Talk of tiering is overblown and the opposite could be the case, Aon Reinsurance Solutions’ Deutschland CEO Jan-Oliver Thofern told GR. David Benyon reports
Re/insurance executives are susceptible to fashionable jargon, and reinsurance tiering is one term that has been in vogue in recent years.
Tiering has been called both a major motivation for merger and acquisition (M&A) activity and a consequence of continuing consolidation.
Seeing value in scale, tiering theory is that only the biggest reinsurers offer relevance and security to the cedants with the largest treaty reinsurance programmes.
Corporate strategies and leaders’ legacies have been built on this.
Aon Reinsurance Solutions Deutschland’s CEO Jan-Oliver Thofern is having none of this.
“Tiering has not really happened except for some global accounts”, Thofern told GR in Baden-Baden, “although certain reinsurers would disagree.”
This goes against the conventional narrative. Big cedants such as Allianz moved to restructure their reinsurance programme several years ago, attempting to put a panel together consisting of fewer reinsurers.
Industry leaders, such Scor’s Denis Kessler, have pushed tiering as a theme at consecutive Monte Carlo rendezvous. As CEO of the fourth largest reinsurer, Kessler has repeatedly spoken about a “top tier” with room for just four reinsurers.

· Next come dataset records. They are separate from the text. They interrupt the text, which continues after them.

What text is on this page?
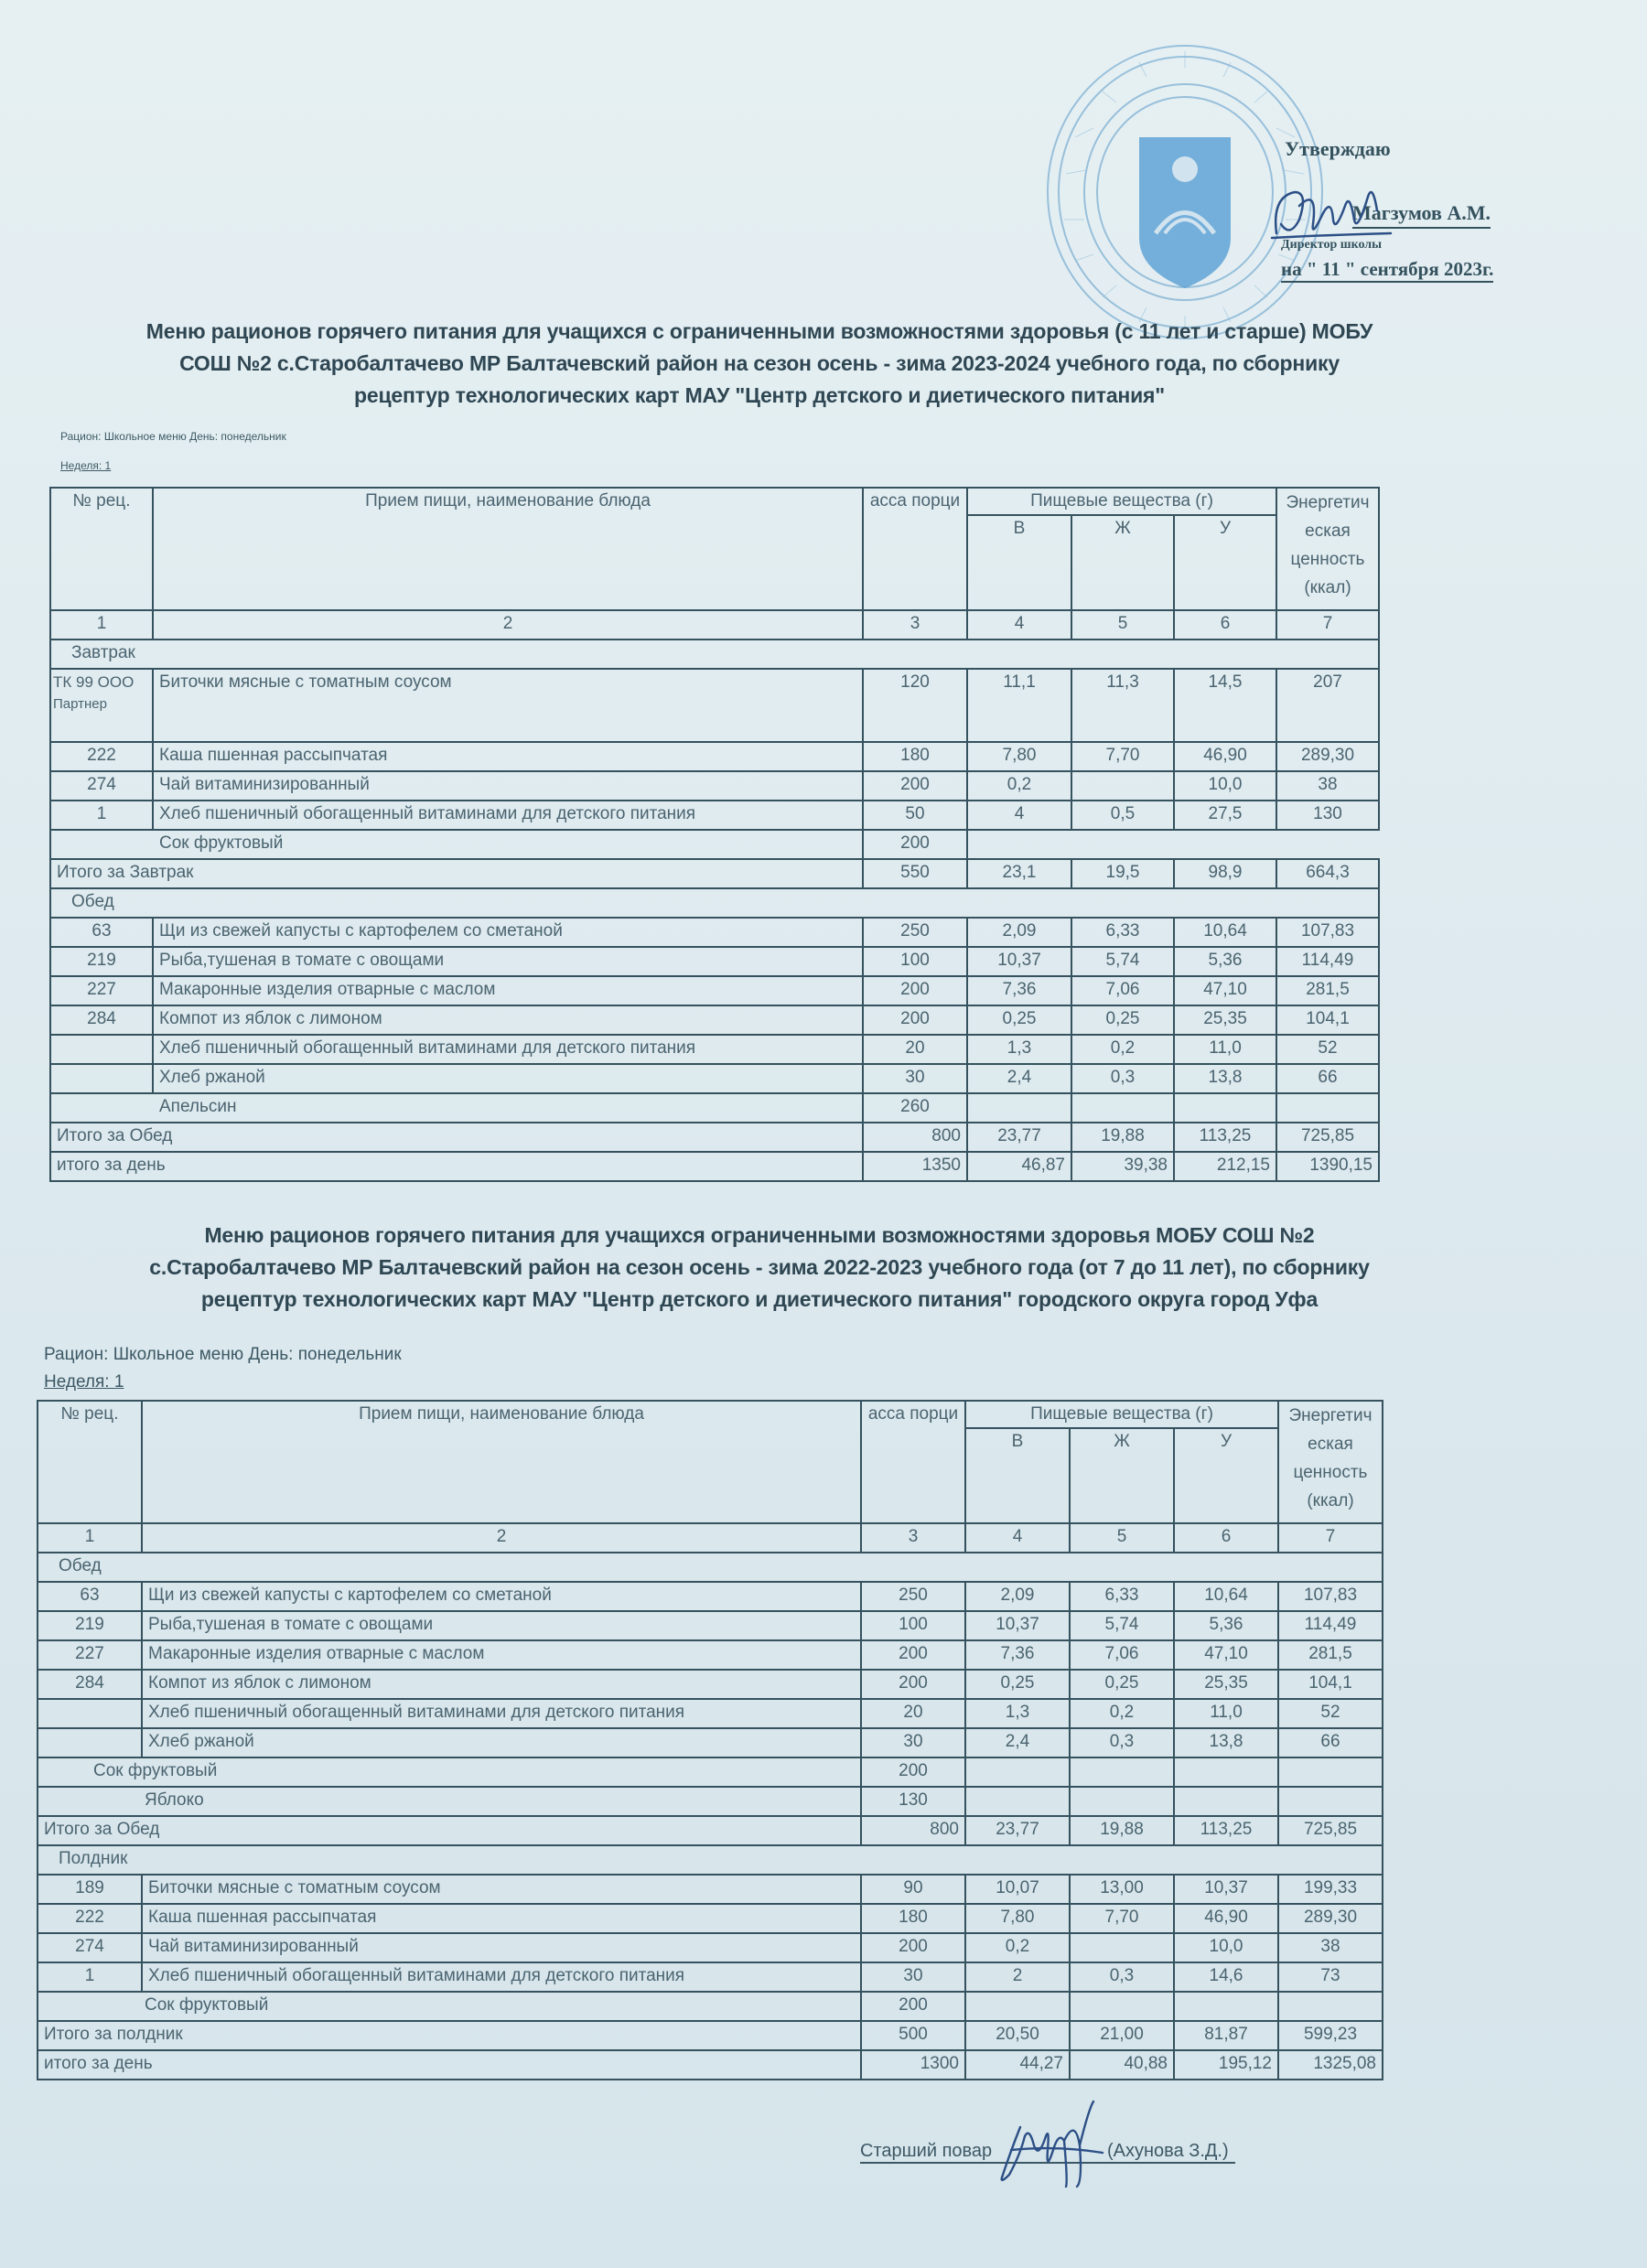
Утверждаю
Магзумов А.М.
Директор школы
на " 11 " сентября 2023г.
Меню рационов горячего питания для учащихся с ограниченными возможностями здоровья (с 11 лет и старше) МОБУ
СОШ №2 с.Старобалтачево МР Балтачевский район на сезон осень - зима 2023-2024 учебного года, по сборнику
рецептур технологических карт МАУ "Центр детского и диетического питания"
Рацион: Школьное меню День: понедельник
Неделя: 1
№ рец.	Прием пищи, наименование блюда	асса порци	Пищевые вещества (г)	Энергетич
еская
ценность
(ккал)

В	Ж	У
1	2	3	4	5	6	7
Завтрак

ТК 99 ООО
Партнер
	Биточки мясные с томатным соусом	120	11,1	11,3	14,5	207
222	Каша пшенная рассыпчатая	180	7,80	7,70	46,90	289,30
274	Чай витаминизированный	200	0,2		10,0	38
1	Хлеб пшеничный обогащенный витаминами для детского питания	50	4	0,5	27,5	130
Сок фруктовый	200	
Итого за Завтрак	550	23,1	19,5	98,9	664,3
Обед
63	Щи из свежей капусты с картофелем со сметаной	250	2,09	6,33	10,64	107,83
219	Рыба,тушеная в томате с овощами	100	10,37	5,74	5,36	114,49
227	Макаронные изделия отварные с маслом	200	7,36	7,06	47,10	281,5
284	Компот из яблок с лимоном	200	0,25	0,25	25,35	104,1
	Хлеб пшеничный обогащенный витаминами для детского питания	20	1,3	0,2	11,0	52
	Хлеб ржаной	30	2,4	0,3	13,8	66
Апельсин	260				
Итого за Обед	800	23,77	19,88	113,25	725,85
итого за день	1350	46,87	39,38	212,15	1390,15
Меню рационов горячего питания для учащихся ограниченными возможностями здоровья МОБУ СОШ №2
с.Старобалтачево МР Балтачевский район на сезон осень - зима 2022-2023 учебного года (от 7 до 11 лет), по сборнику
рецептур технологических карт МАУ "Центр детского и диетического питания" городского округа город Уфа
Рацион: Школьное меню День: понедельник
Неделя: 1
№ рец.	Прием пищи, наименование блюда	асса порци	Пищевые вещества (г)	Энергетич
еская
ценность
(ккал)

В	Ж	У
1	2	3	4	5	6	7
Обед
63	Щи из свежей капусты с картофелем со сметаной	250	2,09	6,33	10,64	107,83
219	Рыба,тушеная в томате с овощами	100	10,37	5,74	5,36	114,49
227	Макаронные изделия отварные с маслом	200	7,36	7,06	47,10	281,5
284	Компот из яблок с лимоном	200	0,25	0,25	25,35	104,1
	Хлеб пшеничный обогащенный витаминами для детского питания	20	1,3	0,2	11,0	52
	Хлеб ржаной	30	2,4	0,3	13,8	66
Сок фруктовый	200				
Яблоко	130				
Итого за Обед	800	23,77	19,88	113,25	725,85
Полдник
189	Биточки мясные с томатным соусом	90	10,07	13,00	10,37	199,33
222	Каша пшенная рассыпчатая	180	7,80	7,70	46,90	289,30
274	Чай витаминизированный	200	0,2		10,0	38
1	Хлеб пшеничный обогащенный витаминами для детского питания	30	2	0,3	14,6	73
Сок фруктовый	200				
Итого за полдник	500	20,50	21,00	81,87	599,23
итого за день	1300	44,27	40,88	195,12	1325,08
Старший повар	(Ахунова З.Д.)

Mega mergers show consolidation to be the case.
This year’s Guy Carpenter Baden-Baden Symposium postulated a world with perhaps five to ten major reinsurers after the present wave of M&A creates “a return to global composites”, although some speakers rebelled against this picture.
But whether consolidation leads to tiering is a more nuanced point.
“On the whole I think diversity has increased rather than decreased. We’ve seen a growing market share for the small- and medium-sized reinsurers in the past few years,” Thofern said.
Thofern suggested a small group of big reinsurers is not good for clients because it concentrates power unhealthily among just a handful of players.
He also noted that, among the options, he considered collateralised re to be a “standard product” at this point.
“We try to optimise the panel as well as the reinsurance structure,” he said.
“Typically, we find too much concentration risk – not in a credit risk dimension, but in trading power. You do not want to concentrate too much trading power in the hands of one counterparty. And it makes sense to spread the risk; given the nature of this business,” Thofern added.